Manufacturers around the world are under pressure to bring their factory workforce into the 21st century – but 57% of manufacturing leaders say that their organisation lacks skilled workers to support digitisation plans, according to a survey by Gartner.

The 2020 Gartner Smart Manufacturing Strategy and Implementation Trends Survey was conducted online between October and December 2020. In total, 439 respondents were interviewed across North America, Western Europe, and APAC.

“Our survey revealed that manufacturers are currently going through a difficult phase in their digitisation journey toward smart manufacturing,” says Simon Jacobson, vice-president analyst with the Gartner Supply Chain practice. “They accept that changing from a break-fix mentality and culture to a data-driven workforce is a must.

“However, intuition, efficiency and engagement cannot be sacrificed. New workers might be tech-savvy but lack access to best practices and know-how — and tenured workers might have the knowledge, but not the digital skills. A truly connected factory worker in a smart manufacturing environment needs both.”

Connected factory workers leverage various digital tools and data management techniques to improve and integrate their interactions with both physical and virtual surroundings while improving decision accuracy, proliferating knowledge and lessening variability.

Organisational complexity, integration and process reengineering are the most prevalent challenges for executing smart manufacturing initiatives. Combined, these challenges reflect the largest change management obstacles.

“It’s interesting to see that leadership commitment is frequently cited as not being a challenge,” says Jacobson. “Across all respondents, 83% agree that their leadership understands and accepts the need to invest in smart manufacturing.

“However, it does not reflect whether or not the majority of leaders understand the magnitude of change in front of them – regarding technology, as well as talent.”

Companies are recognizing the value and opportunity for smart manufacturing.
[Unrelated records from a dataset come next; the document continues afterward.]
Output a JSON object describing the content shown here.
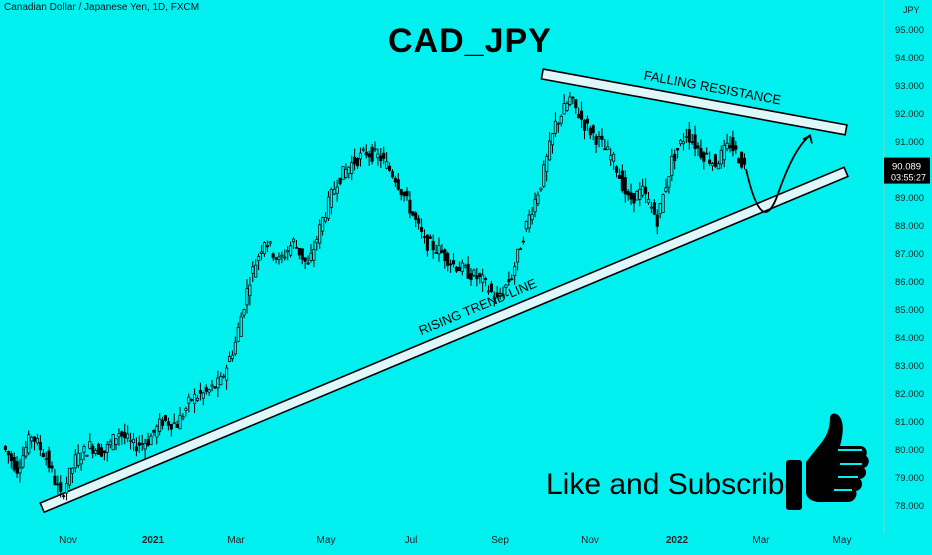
{
  "header": {
    "symbol_line": "Canadian Dollar / Japanese Yen, 1D, FXCM"
  },
  "overlay": {
    "title": "CAD_JPY",
    "cta": "Like and Subscribe"
  },
  "colors": {
    "background": "#00f0f0",
    "bull": "#000000",
    "trend_fill": "#dff7fb",
    "label_bg": "#000000"
  },
  "chart_data": {
    "type": "candlestick",
    "ylabel": "JPY",
    "ylim": [
      77.6,
      95.4
    ],
    "y_ticks": [
      "95.000",
      "94.000",
      "93.000",
      "92.000",
      "91.000",
      "90.000",
      "89.000",
      "88.000",
      "87.000",
      "86.000",
      "85.000",
      "84.000",
      "83.000",
      "82.000",
      "81.000",
      "80.000",
      "79.000",
      "78.000"
    ],
    "x_ticks": [
      "Nov",
      "2021",
      "Mar",
      "May",
      "Jul",
      "Sep",
      "Nov",
      "2022",
      "Mar",
      "May"
    ],
    "price_label": {
      "value": "90.089",
      "countdown": "03:55:27"
    },
    "price_series": [
      [
        "Oct 2020",
        80.1
      ],
      [
        "Early Oct 2020",
        79.3
      ],
      [
        "Mid Oct 2020",
        80.5
      ],
      [
        "Late Oct 2020",
        79.7
      ],
      [
        "Nov 2020",
        78.3
      ],
      [
        "Mid Nov 2020",
        79.6
      ],
      [
        "Late Nov 2020",
        80.1
      ],
      [
        "Dec 2020",
        79.9
      ],
      [
        "Mid Dec 2020",
        80.6
      ],
      [
        "Late Dec 2020",
        80.1
      ],
      [
        "2021",
        80.3
      ],
      [
        "Mid Jan 2021",
        81.0
      ],
      [
        "Late Jan 2021",
        80.9
      ],
      [
        "Feb 2021",
        81.8
      ],
      [
        "Mid Feb 2021",
        82.0
      ],
      [
        "Late Feb 2021",
        82.4
      ],
      [
        "Mar 2021",
        83.8
      ],
      [
        "Mid Mar 2021",
        86.1
      ],
      [
        "Late Mar 2021",
        87.5
      ],
      [
        "Apr 2021",
        86.7
      ],
      [
        "Mid Apr 2021",
        87.4
      ],
      [
        "Late Apr 2021",
        86.5
      ],
      [
        "May 2021",
        88.2
      ],
      [
        "Mid May 2021",
        89.6
      ],
      [
        "Late May 2021",
        90.2
      ],
      [
        "Jun 2021",
        90.6
      ],
      [
        "Mid Jun 2021",
        90.4
      ],
      [
        "Late Jun 2021",
        89.7
      ],
      [
        "Jul 2021",
        88.6
      ],
      [
        "Mid Jul 2021",
        87.4
      ],
      [
        "Late Jul 2021",
        87.1
      ],
      [
        "Aug 2021",
        86.6
      ],
      [
        "Mid Aug 2021",
        86.3
      ],
      [
        "Late Aug 2021",
        86.0
      ],
      [
        "Sep 2021",
        85.3
      ],
      [
        "Mid Sep 2021",
        86.2
      ],
      [
        "Late Sep 2021",
        88.0
      ],
      [
        "Oct 2021",
        89.5
      ],
      [
        "Mid Oct 2021",
        91.6
      ],
      [
        "Late Oct 2021",
        92.5
      ],
      [
        "Nov 2021",
        91.6
      ],
      [
        "Mid Nov 2021",
        91.0
      ],
      [
        "Late Nov 2021",
        90.3
      ],
      [
        "Dec 2021",
        88.9
      ],
      [
        "Mid Dec 2021",
        89.2
      ],
      [
        "Late Dec 2021",
        88.2
      ],
      [
        "2022",
        90.3
      ],
      [
        "Mid Jan 2022",
        91.3
      ],
      [
        "Late Jan 2022",
        90.6
      ],
      [
        "Feb 2022",
        90.2
      ],
      [
        "Mid Feb 2022",
        90.9
      ],
      [
        "Late Feb 2022",
        90.089
      ]
    ],
    "annotations": [
      {
        "text": "FALLING RESISTANCE",
        "from": [
          "Oct 2021",
          93.4
        ],
        "to": [
          "May 2022",
          91.4
        ]
      },
      {
        "text": "RISING TREND-LINE",
        "from": [
          "Nov 2020",
          77.9
        ],
        "to": [
          "May 2022",
          89.9
        ]
      },
      {
        "text": "",
        "path": [
          [
            "Late Feb 2022",
            90.0
          ],
          [
            "Mid Mar 2022",
            88.9
          ],
          [
            "Apr 2022",
            91.2
          ]
        ]
      }
    ]
  }
}
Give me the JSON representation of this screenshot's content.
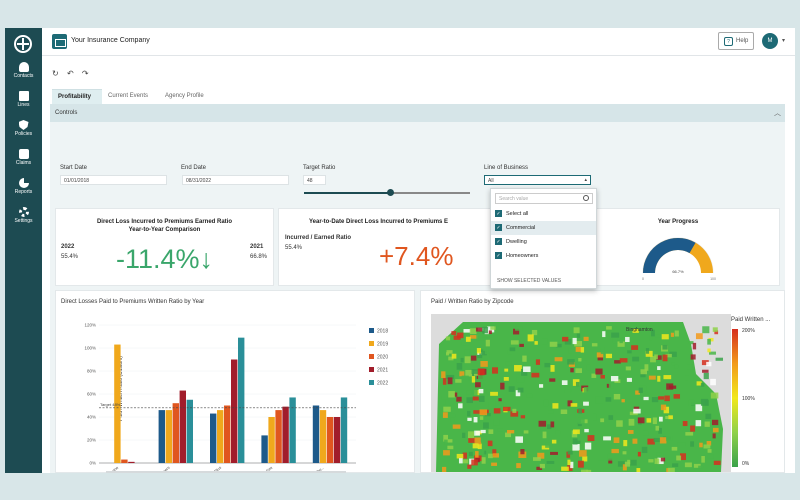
{
  "header": {
    "company": "Your Insurance Company",
    "help_label": "Help",
    "avatar_initial": "M"
  },
  "sidebar": {
    "items": [
      {
        "label": "Contacts",
        "icon": "person-icon"
      },
      {
        "label": "Lines",
        "icon": "book-icon"
      },
      {
        "label": "Policies",
        "icon": "shield-icon"
      },
      {
        "label": "Claims",
        "icon": "bag-icon"
      },
      {
        "label": "Reports",
        "icon": "pie-icon"
      },
      {
        "label": "Settings",
        "icon": "gear-icon"
      }
    ]
  },
  "toolbar": {
    "refresh": "↻",
    "undo": "↶",
    "redo": "↷"
  },
  "tabs": [
    {
      "label": "Profitability",
      "active": true
    },
    {
      "label": "Current Events"
    },
    {
      "label": "Agency Profile"
    }
  ],
  "controls": {
    "title": "Controls",
    "start_date_label": "Start Date",
    "start_date": "01/01/2018",
    "end_date_label": "End Date",
    "end_date": "08/31/2022",
    "target_ratio_label": "Target Ratio",
    "target_ratio": "48",
    "target_ratio_slider": 0.52,
    "lob_label": "Line of Business",
    "lob_value": "All",
    "lob_search_placeholder": "Search value",
    "lob_options": [
      "Select all",
      "Commercial",
      "Dwelling",
      "Homeowners"
    ],
    "lob_footer": "SHOW SELECTED VALUES"
  },
  "kpi1": {
    "title": "Direct Loss Incurred to Premiums Earned Ratio",
    "subtitle": "Year-to-Year Comparison",
    "left_year": "2022",
    "left_value": "55.4%",
    "right_year": "2021",
    "right_value": "66.8%",
    "change": "-11.4%↓",
    "change_color": "#3aa66b"
  },
  "kpi2": {
    "title": "Year-to-Date Direct Loss Incurred to Premiums E",
    "label": "Incurred / Earned Ratio",
    "value": "55.4%",
    "change": "+7.4%",
    "change_color": "#e0561f"
  },
  "kpi3": {
    "title": "Year Progress",
    "progress": 0.667,
    "value_label": "66.7%",
    "min": "0",
    "max": "100"
  },
  "bar_panel": {
    "title": "Direct Losses Paid to Premiums Written Ratio by Year",
    "ylabel": "Paid / Written Ratio (Custom)",
    "target_label": "Target 48%"
  },
  "map_panel": {
    "title": "Paid / Written Ratio by Zipcode",
    "legend_title": "Paid Written ...",
    "legend_max": "200%",
    "legend_mid": "100%",
    "legend_min": "0%",
    "city_top": "Binghamton"
  },
  "colors": {
    "sidebar": "#1d4b52",
    "accent": "#1d6a75",
    "good": "#3aa66b",
    "bad": "#e0561f"
  },
  "chart_data": {
    "type": "bar",
    "categories": [
      "Inland Marine",
      "Homeowners",
      "HomeownersPlus",
      "Dwelling Fire",
      "Business Ow..."
    ],
    "series": [
      {
        "name": "2018",
        "color": "#1d5a8a",
        "values": [
          0,
          46,
          43,
          24,
          50
        ]
      },
      {
        "name": "2019",
        "color": "#f0a81c",
        "values": [
          103,
          46,
          46,
          40,
          46
        ]
      },
      {
        "name": "2020",
        "color": "#e0561f",
        "values": [
          3,
          52,
          50,
          46,
          40
        ]
      },
      {
        "name": "2021",
        "color": "#a11d2b",
        "values": [
          1,
          63,
          90,
          49,
          40
        ]
      },
      {
        "name": "2022",
        "color": "#2a8f99",
        "values": [
          0,
          55,
          109,
          57,
          57
        ]
      }
    ],
    "yticks": [
      "0%",
      "20%",
      "40%",
      "60%",
      "80%",
      "100%",
      "120%"
    ],
    "ylim": [
      0,
      120
    ],
    "target": 48
  }
}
However, just introducing new technologies is not enough. The factory workers must evolve alongside the technology and be on board for the changes to come.

“The most immediate action is for organisations to realise that this is more than digitisation. It requires synchronising activities for capability building, capability enablement and empowering people,” Jacobson says. “Taking a ‘how to improve a day in the life’ approach will increase engagement, continuous learning and ultimately foster a pull-based approach that will attract tenured workers.

“They are the best points of contact to identify the best starting points for automation and the required data and digital tools for better decision-making.”

In the long term, it is important to establish a data-driven culture in manufacturing operations that is rooted in governance and training – without stifling employee creativity and ingenuity.

“It’s great when workers use digital tools to build their own experiences, and in turn improve productivity. It’s the manufacturing leaders’ job to make sure to minimise the risk of shadow IT and ensure that digital knowledge is shared among factory workers,” says Jacobson.